|Nursing Press Release|
July 23, 2008
Sioux Falls, S.D. – University of Sioux Falls (USF) President Mark Benedetto today announced that the school will be receiving a $2 million grant from the U.S. Department of Education (DOE) for the creation of a school of nursing. The gift represents the largest grant that USF has ever received. The University will submit a formal application with the South Dakota Board of Nursing in September with the hope of enrolling its first students in fall 2009. USF will begin an immediate search for a nursing program director.
“We’re grateful the DOE recognized our past success and commitment to increasing access to faith-based postsecondary education,” said Chairman of the USF Board of Trustees Bob Veninga of St. Paul, Minn. “The leadership of USF is committed to students’ intellectual growth, but we’re equally interested in their spiritual formation and character development. This is a formula that will prove successful in preparing top-quality nurses for the 21st Century and beyond.”
The five-year, $2 million award under the department’s Title III Strengthening Institutions Program serves as an enhancement to the University’s recently completed Sioux Falls Chamber of Commerce-approved “Science for Success” campaign. The DOE funds will be used to recruit and employ highly qualified nursing faculty, develop curricula, acquire supportive instructional resources, purchase state-of-the-art equipment and fund the renovation of new science classrooms and teaching labs within the Salsbury Science Center. Additionally, a portion of the grant will provide seed money for an endowment that will be used to provide student scholarships in the future.
“The proposed nursing program aligns well with the expressed mission of the University and would eventually translate into increased student enrollment,” said Benedetto. “Additionally, it would compliment similar programs offered throughout South Dakota that focus on providing quality healthcare for the state’s population.”USF has experienced unparalleled growth since Benedetto began his tenure in 1997. Total enrollment has more than doubled, annual giving has increased by over 600 percent per year and the University’s endowment has grown from $5 million to more than $21 million. Within the past decade, USF has been involved in 14 building projects and has added roughly $32 million of institutional assets at two campus locations. New academic programs and adult learning programs in education and business administration have also been added. In May 2008 the University graduated more students, 420, than any other private college in South Dakota.
Since 2000 USF has seen a significant increase – 63 percent – in the number of students who declare science majors.“Each year the University admissions office fields numerous inquiries from students interested in pursuing a nursing degree,” said Brett Bradfield, vice president and dean for academic affairs.
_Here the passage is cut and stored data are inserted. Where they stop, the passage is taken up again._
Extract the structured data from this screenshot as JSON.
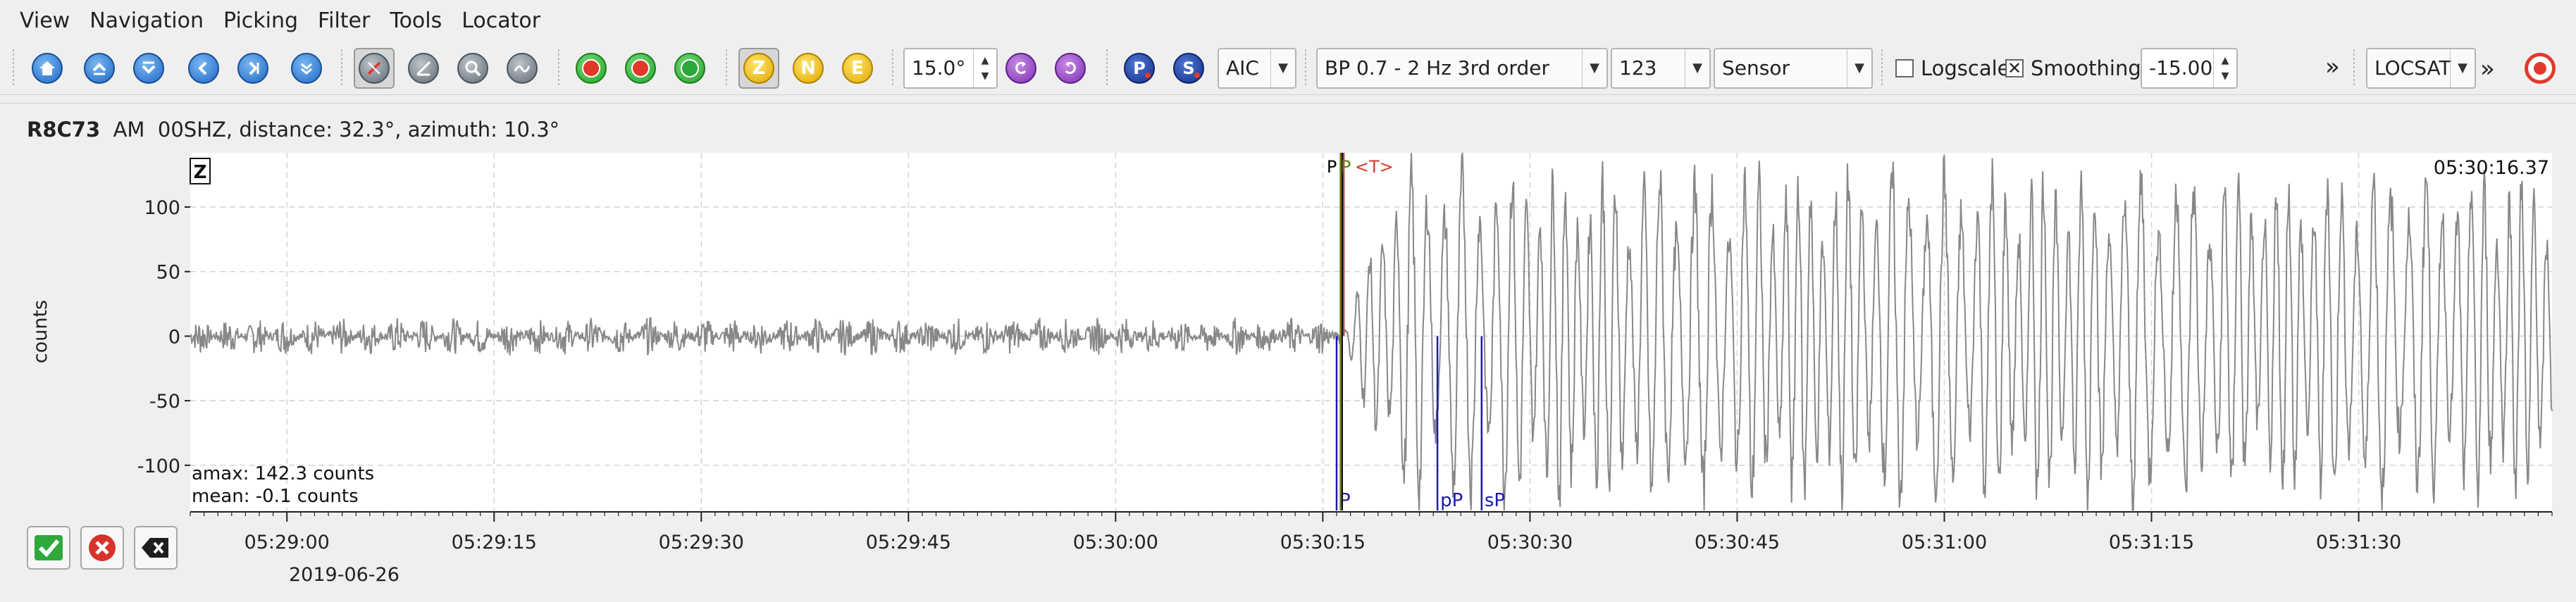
{
  "menu": [
    "View",
    "Navigation",
    "Picking",
    "Filter",
    "Tools",
    "Locator"
  ],
  "toolbar": {
    "angle_value": "15.0°",
    "picker_value": "AIC",
    "filter_value": "BP 0.7 - 2 Hz  3rd order",
    "components_value": "123",
    "unit_value": "Sensor",
    "logscale_label": "Logscale",
    "logscale_checked": false,
    "smoothing_label": "Smoothing",
    "smoothing_checked": true,
    "smoothing_value": "-15.00",
    "overflow_glyph": "»",
    "locator_value": "LOCSAT",
    "channel_buttons": [
      "Z",
      "N",
      "E"
    ],
    "phase_buttons": [
      "P",
      "S"
    ],
    "icons": [
      "home-icon",
      "scroll-up-icon",
      "scroll-down-icon",
      "previous-icon",
      "next-icon",
      "expand-icon",
      "pick-mode-icon",
      "measure-icon",
      "zoom-icon",
      "filter-icon",
      "pick-red-icon",
      "pick-green-icon",
      "locate-icon",
      "relocate-icon",
      "target-icon"
    ]
  },
  "trace": {
    "station": "R8C73",
    "network": "AM",
    "stream": "00SHZ",
    "details": "distance: 32.3°, azimuth: 10.3°",
    "component": "Z",
    "ylabel": "counts",
    "time_readout": "05:30:16.37",
    "amax": "amax: 142.3 counts",
    "mean": "mean: -0.1 counts",
    "date": "2019-06-26",
    "top_picks": [
      {
        "label": "P",
        "color": "#000000"
      },
      {
        "label": "P",
        "color": "#6a7a1a"
      },
      {
        "label": "<T>",
        "color": "#d23a2a"
      }
    ],
    "theoretical_picks": [
      "P",
      "pP",
      "sP"
    ]
  },
  "chart_data": {
    "type": "line",
    "title": "",
    "xlabel": "",
    "ylabel": "counts",
    "xticks": [
      "05:29:00",
      "05:29:15",
      "05:29:30",
      "05:29:45",
      "05:30:00",
      "05:30:15",
      "05:30:30",
      "05:30:45",
      "05:31:00",
      "05:31:15",
      "05:31:30"
    ],
    "yticks": [
      100,
      50,
      0,
      -50,
      -100
    ],
    "xlim": [
      "05:28:53",
      "05:31:44"
    ],
    "ylim": [
      -135,
      142
    ],
    "grid": true,
    "series": [
      {
        "color": "#888888",
        "noise_amplitude": 15,
        "signal_amplitude": 142.3,
        "onset": "05:30:16.37"
      }
    ],
    "picks": [
      {
        "label": "P",
        "time": "05:30:16.4",
        "kind": "manual"
      },
      {
        "label": "P",
        "time": "05:30:16.0",
        "kind": "theoretical"
      },
      {
        "label": "pP",
        "time": "05:30:23.3",
        "kind": "theoretical"
      },
      {
        "label": "sP",
        "time": "05:30:26.5",
        "kind": "theoretical"
      }
    ]
  },
  "actions": [
    "accept-button",
    "reject-button",
    "clear-button"
  ]
}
Marketing research conducted for USF by an external agency indicated strong regional interest in a nursing program at the University. Given the statistical data forecasting a continuing shortage of qualified nurses for the state and region, USF is hopeful that this initiative will forge the way for collaborative and cooperative relationships across the state with a common goal to increase the pool of nurses serving in healthcare roles.
Founded in 1883, USF offers 33 major areas of study, 2 degree completion programs, 7 pre-professional programs, master’s degrees in business administration and education and a collaborative doctorate in education with the University of St. Thomas in St. Paul, Minn. Total enrollment for fall 2009 is expected to approach 1,700 students. USF draws 66 percent of undergraduates from South Dakota, and the neighboring states of Iowa, Minnesota, Wyoming and Nebraska make up the majority of the remaining student body.